Python for Data Quality in 2025: Why tests alone are no longer enough
Speaker
Artsem
Data Engineer with passion to Data Quality. Experience in Azure, AWS, Python, Databricks. Head of DQ department in EPAM Lithuania & Latvia with 20 people headcount
Abstract
In 2025, classic data tests via Python are not enough. During 25-30 minutes talk I will show how Python powers modern Data Quality: from real-time freshness checks to anomaly detection and orchestrator integration. No AI hype: starting with quick Data Quality overview and problem statement I will show practical code, architecture, and hands-on engineering for resilient pipelines from Data Engineer/Data Quality Engineer perspective.
Description
As data pipelines become distributed and schemas evolve rapidly, traditional checks (NOT NULL, uniqueness, value ranges ) can not guarantee data quality anymore.
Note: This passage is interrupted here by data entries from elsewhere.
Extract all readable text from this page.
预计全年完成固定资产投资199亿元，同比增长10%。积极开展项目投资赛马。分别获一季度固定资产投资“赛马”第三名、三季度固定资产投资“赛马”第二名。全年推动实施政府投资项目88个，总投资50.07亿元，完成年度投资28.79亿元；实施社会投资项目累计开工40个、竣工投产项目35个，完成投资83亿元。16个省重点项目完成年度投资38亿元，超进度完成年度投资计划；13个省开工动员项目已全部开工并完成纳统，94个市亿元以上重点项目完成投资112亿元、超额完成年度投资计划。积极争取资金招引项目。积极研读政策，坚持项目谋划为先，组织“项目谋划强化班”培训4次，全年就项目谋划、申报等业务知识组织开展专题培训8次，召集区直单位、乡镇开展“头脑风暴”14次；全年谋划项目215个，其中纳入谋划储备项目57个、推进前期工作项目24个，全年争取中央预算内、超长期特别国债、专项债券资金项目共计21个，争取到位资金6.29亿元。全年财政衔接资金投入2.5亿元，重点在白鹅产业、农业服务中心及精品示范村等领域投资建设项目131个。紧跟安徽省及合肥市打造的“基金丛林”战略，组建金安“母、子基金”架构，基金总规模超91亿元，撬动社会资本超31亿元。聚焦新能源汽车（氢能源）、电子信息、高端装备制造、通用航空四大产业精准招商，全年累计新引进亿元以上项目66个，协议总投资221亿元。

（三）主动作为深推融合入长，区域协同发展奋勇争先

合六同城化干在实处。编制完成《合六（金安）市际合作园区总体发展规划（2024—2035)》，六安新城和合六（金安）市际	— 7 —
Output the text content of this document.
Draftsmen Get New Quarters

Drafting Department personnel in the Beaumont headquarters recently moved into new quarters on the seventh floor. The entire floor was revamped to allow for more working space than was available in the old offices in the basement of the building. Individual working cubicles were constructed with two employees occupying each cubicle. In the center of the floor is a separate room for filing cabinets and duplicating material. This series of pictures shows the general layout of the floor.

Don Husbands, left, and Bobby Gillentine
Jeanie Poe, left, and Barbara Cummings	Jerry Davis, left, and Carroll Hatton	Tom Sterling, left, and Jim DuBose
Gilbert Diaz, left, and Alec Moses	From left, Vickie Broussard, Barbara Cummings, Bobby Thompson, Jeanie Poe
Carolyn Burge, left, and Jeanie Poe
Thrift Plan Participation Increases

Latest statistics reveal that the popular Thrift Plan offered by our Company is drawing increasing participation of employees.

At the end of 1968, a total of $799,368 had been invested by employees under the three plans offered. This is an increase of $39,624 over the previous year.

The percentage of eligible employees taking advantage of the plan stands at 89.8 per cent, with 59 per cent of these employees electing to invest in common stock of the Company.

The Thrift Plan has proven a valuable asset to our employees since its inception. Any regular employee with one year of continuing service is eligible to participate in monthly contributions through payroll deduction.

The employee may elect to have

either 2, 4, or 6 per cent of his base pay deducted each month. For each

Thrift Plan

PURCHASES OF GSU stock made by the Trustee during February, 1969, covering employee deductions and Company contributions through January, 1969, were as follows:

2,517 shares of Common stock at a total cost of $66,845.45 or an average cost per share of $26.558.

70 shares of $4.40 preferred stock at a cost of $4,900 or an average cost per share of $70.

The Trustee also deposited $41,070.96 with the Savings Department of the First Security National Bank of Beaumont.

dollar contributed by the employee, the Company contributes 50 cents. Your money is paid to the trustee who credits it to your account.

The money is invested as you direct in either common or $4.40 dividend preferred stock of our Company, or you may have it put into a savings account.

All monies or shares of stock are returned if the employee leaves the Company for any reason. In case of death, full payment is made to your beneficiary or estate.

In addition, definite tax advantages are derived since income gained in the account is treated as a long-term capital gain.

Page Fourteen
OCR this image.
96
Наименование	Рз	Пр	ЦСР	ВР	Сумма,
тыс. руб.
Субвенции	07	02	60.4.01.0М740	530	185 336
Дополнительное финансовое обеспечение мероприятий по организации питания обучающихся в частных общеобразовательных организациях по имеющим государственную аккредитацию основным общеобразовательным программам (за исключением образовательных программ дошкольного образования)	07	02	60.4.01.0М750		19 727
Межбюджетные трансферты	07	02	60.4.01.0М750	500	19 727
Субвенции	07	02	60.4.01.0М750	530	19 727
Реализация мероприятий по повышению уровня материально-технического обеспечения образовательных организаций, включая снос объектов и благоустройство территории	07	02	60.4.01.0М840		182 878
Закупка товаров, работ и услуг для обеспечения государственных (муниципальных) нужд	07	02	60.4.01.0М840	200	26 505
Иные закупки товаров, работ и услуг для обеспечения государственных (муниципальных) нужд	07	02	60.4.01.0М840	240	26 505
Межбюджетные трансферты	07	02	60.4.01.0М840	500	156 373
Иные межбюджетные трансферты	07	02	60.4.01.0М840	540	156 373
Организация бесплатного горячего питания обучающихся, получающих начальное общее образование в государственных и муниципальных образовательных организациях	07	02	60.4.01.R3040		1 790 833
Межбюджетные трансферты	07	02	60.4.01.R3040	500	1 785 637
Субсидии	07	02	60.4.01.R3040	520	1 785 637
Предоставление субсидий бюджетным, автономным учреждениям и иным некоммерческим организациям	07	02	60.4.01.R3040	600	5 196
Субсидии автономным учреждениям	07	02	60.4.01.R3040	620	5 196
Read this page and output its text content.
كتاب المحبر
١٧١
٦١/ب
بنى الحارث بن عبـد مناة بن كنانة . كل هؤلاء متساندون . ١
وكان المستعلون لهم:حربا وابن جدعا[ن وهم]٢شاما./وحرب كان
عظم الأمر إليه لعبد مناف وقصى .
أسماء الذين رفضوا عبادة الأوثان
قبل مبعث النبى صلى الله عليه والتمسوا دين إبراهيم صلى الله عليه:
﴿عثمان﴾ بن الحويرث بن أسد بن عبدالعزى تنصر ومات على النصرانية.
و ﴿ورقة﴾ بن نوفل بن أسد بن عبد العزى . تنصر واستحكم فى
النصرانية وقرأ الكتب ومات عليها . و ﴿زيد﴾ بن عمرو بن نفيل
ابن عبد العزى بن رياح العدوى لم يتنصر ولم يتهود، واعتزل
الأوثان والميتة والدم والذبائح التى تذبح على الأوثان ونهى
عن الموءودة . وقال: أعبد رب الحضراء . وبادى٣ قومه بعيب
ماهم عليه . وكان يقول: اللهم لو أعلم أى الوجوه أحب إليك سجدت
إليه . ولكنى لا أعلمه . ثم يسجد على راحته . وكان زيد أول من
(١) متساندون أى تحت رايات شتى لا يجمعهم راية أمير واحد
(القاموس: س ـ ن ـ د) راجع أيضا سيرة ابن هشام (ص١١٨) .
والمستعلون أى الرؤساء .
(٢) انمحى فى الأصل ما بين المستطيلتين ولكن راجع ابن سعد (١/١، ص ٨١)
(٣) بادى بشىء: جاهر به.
Tests may pass, yet data can be stale, anomalous, or misaligned with business needs - and it will be discovered only on PowerBI report. And if project will use streaming rather than batching data - problems will grow up as a snowball.
This talk demonstrates how to build robust, production-ready Data Quality systems with Python using following practices: 1 - Real-time freshness and completeness checks embedded in pipelines; 2 - Volume anomaly detection and distribution drift analysis; 3 - Versioned data contracts and schema evolution as Python objects; 4 - Seamless integration with orchestrators (Airflow, Dagster) or another systems like Databricks or Stargate for automated incident response. You will see real engineering patterns, code snippets, and actionable best practices ready for immediate use. The focus is on building resilient pipelines where Python glues together monitoring, validation, and orchestration. No marketing, no AI buzzwords—just engineering and possible practical solutions for modern data teams.